My husband and I plan to retire to New Orleans in a few years. His plan is to walk the streets, teach a little, visit the used and antiquarian book stores in the Quarter, and drink lots of coffee. My plan is to write, and teach cooking classes and writing classes in our home. And walk the streets and read and drink coffee every day. In between, we'll play with the grandchildren.
While thinking and planning for the future, and thinking about my blog, I have decided to include my cooking skills into my narrative posts and write about food from time to time. Got to ready myself to present those cooking classes. My mother was a wonderful cook, and always focused on making a dish look pretty. I hope I live up to her standards.

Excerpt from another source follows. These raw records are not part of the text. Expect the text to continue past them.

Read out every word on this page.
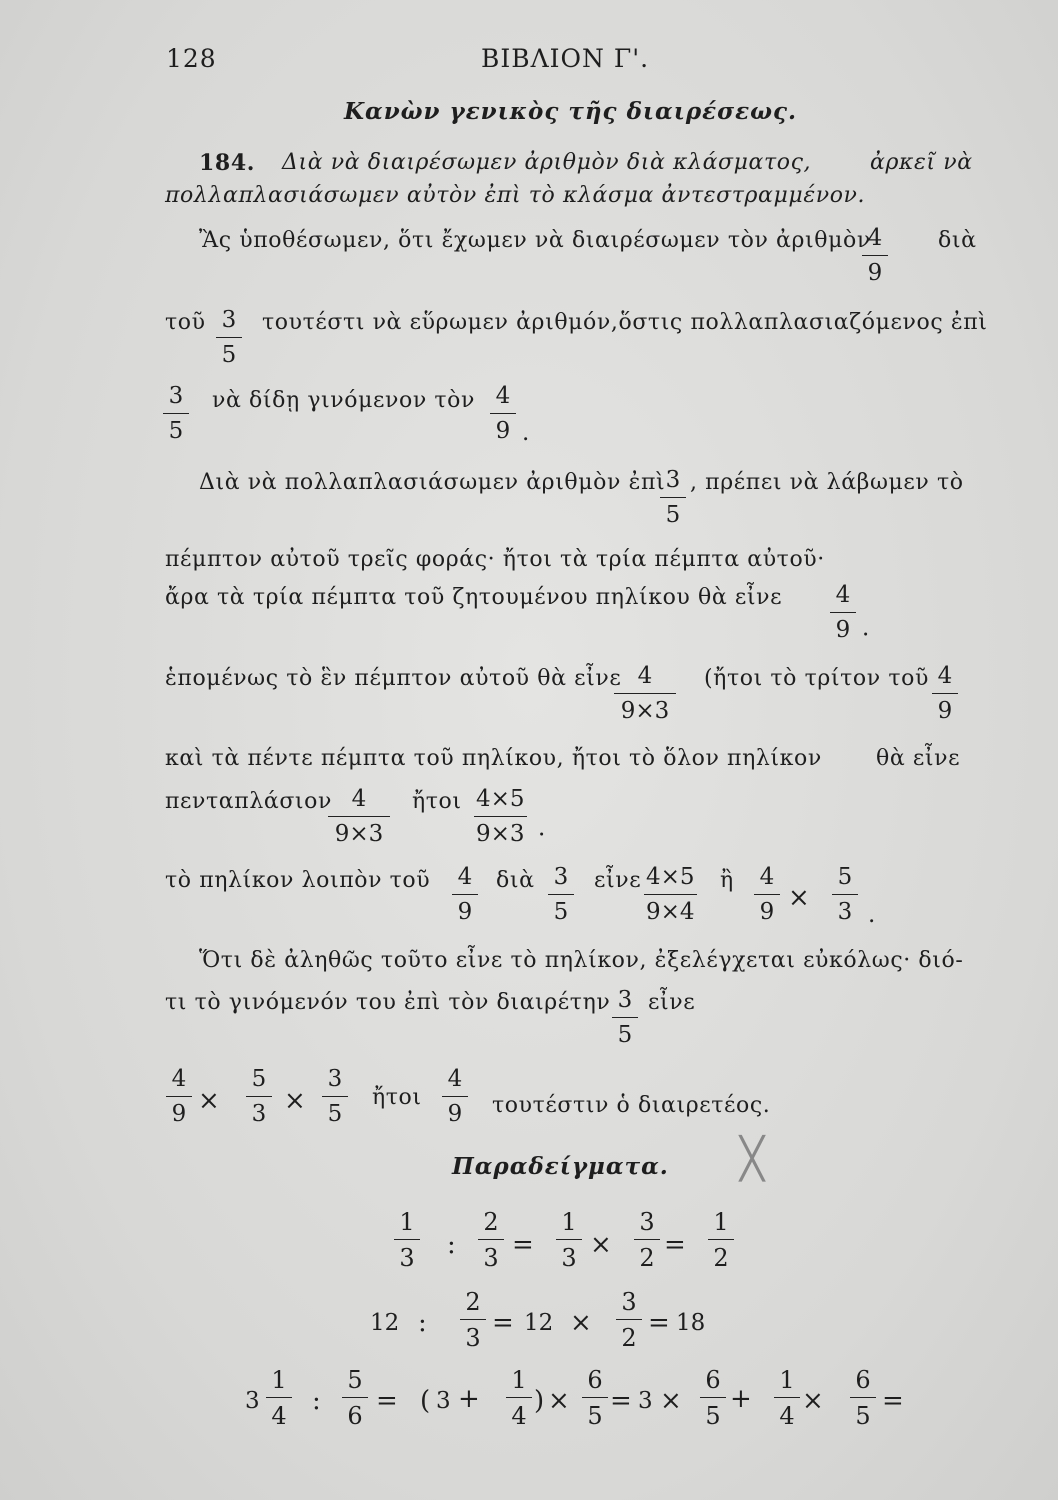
128	ΒΙΒΛΙΟΝ Γ'.
Κανὼν γενικὸς τῆς διαιρέσεως.
184. Διὰ νὰ διαιρέσωμεν ἀριθμὸν διὰ κλάσματος,	ἀρκεῖ νὰ
πολλαπλασιάσωμεν αὐτὸν ἐπὶ τὸ κλάσμα ἀντεστραμμένον.
Ἂς ὑποθέσωμεν, ὅτι ἔχωμεν νὰ διαιρέσωμεν τὸν ἀριθμὸν
$\frac{4}{9}$ διὰ
τοῦ $\frac{3}{5}$ τουτέστι νὰ εὕρωμεν ἀριθμόν,ὅστις πολλαπλασιαζόμενος ἐπὶ
$\frac{3}{5}$ νὰ δίδῃ γινόμενον τὸν $\frac{4}{9}$ .
Διὰ νὰ πολλαπλασιάσωμεν ἀριθμὸν ἐπὶ
$\frac{3}{5}$ , πρέπει νὰ λάβωμεν τὸ
πέμπτον αὐτοῦ τρεῖς φοράς· ἤτοι τὰ τρία πέμπτα αὐτοῦ·
ἄρα τὰ τρία πέμπτα τοῦ ζητουμένου πηλίκου θὰ εἶνε $\frac{4}{9}$ ·
ἑπομένως τὸ ἓν πέμπτον αὐτοῦ θὰ εἶνε
$\frac{4}{9\times 3}$ (ἤτοι τὸ τρίτον τοῦ $\frac{4}{9}$
καὶ τὰ πέντε πέμπτα τοῦ πηλίκου, ἤτοι τὸ ὅλον πηλίκον θὰ εἶνε
πενταπλάσιον
$\frac{4}{9\times 3}$ ἤτοι $\frac{4\times 5}{9\times 3}$ ·
τὸ πηλίκον λοιπὸν τοῦ $\frac{4}{9}$ διὰ $\frac{3}{5}$ εἶνε $\frac{4\times 5}{9\times 4}$ ἢ $\frac{4}{9} \times \frac{5}{3}$ .
Ὅτι δὲ ἀληθῶς τοῦτο εἶνε τὸ πηλίκον, ἐξελέγχεται εὐκόλως· διό-
τι τὸ γινόμενόν του ἐπὶ τὸν διαιρέτην $\frac{3}{5}$ εἶνε
$\frac{4}{9} \times \frac{5}{3} \times \frac{3}{5}$ ἤτοι $\frac{4}{9}$ τουτέστιν ὁ διαιρετέος.
Παραδείγματα. ╳
$\frac{1}{3}$ : $\frac{2}{3} = \frac{1}{3} \times \frac{3}{2} = \frac{1}{2}$
12 : $\frac{2}{3} = 12 \times \frac{3}{2} = 18$
$3 \frac{1}{4}$ : $\frac{5}{6}$ = ( $3 + \frac{1}{4}$ ) × $\frac{6}{5} = 3 \times \frac{6}{5} + \frac{1}{4} \times \frac{6}{5}$ =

A good start is when I learned that there were more cheeses than hoop cheddar in the red rind. That was the kind my father always brought home. His habit was to eat this cheese on Sunday nights with sardines, onions and saltines. I joined him. I've loved "real" cheese ever since.
He was never one to take any kind of government assistance. My mother said he had too much pride. But one time (perhaps the mid-1950s) there was a huge truck in Hattiesburg and if you lived in a certain neighborhood (presumed to be low income) you could go there and receive a big block of cheese from the government. My father, being the cheese-lover that he was, could not resist this event. I had a vision of a big round, red-rind wheel of cheese. A hoop of cheese like I had seen many times in the small stores in that time. What he brought home was much different.
He brought home a paper wrapped stick of cheese about a foot long. On the wrapper were the words, "Slices and melts well." We saved it until Sunday night. He readied the sardines, onions and saltines, then meticulously unwrapped the prize and cut into the cheese. As I watched, I almost gagged. This was not "real" cheese he said. It was too soft. He called my mother. "Sugar, come look at this. Ever see any cheese like this?" We stared into the package, then he scooped out a taste. "Tastes a little bland. Like there's not much cheese in it." I was eighteen years old when I learned about Velveeta. I've never liked it. It does melt well, but you can forget about slicing it. Give me "real" cheese, but these days I've lost the taste for sardines.
What foods do you remember from your childhood?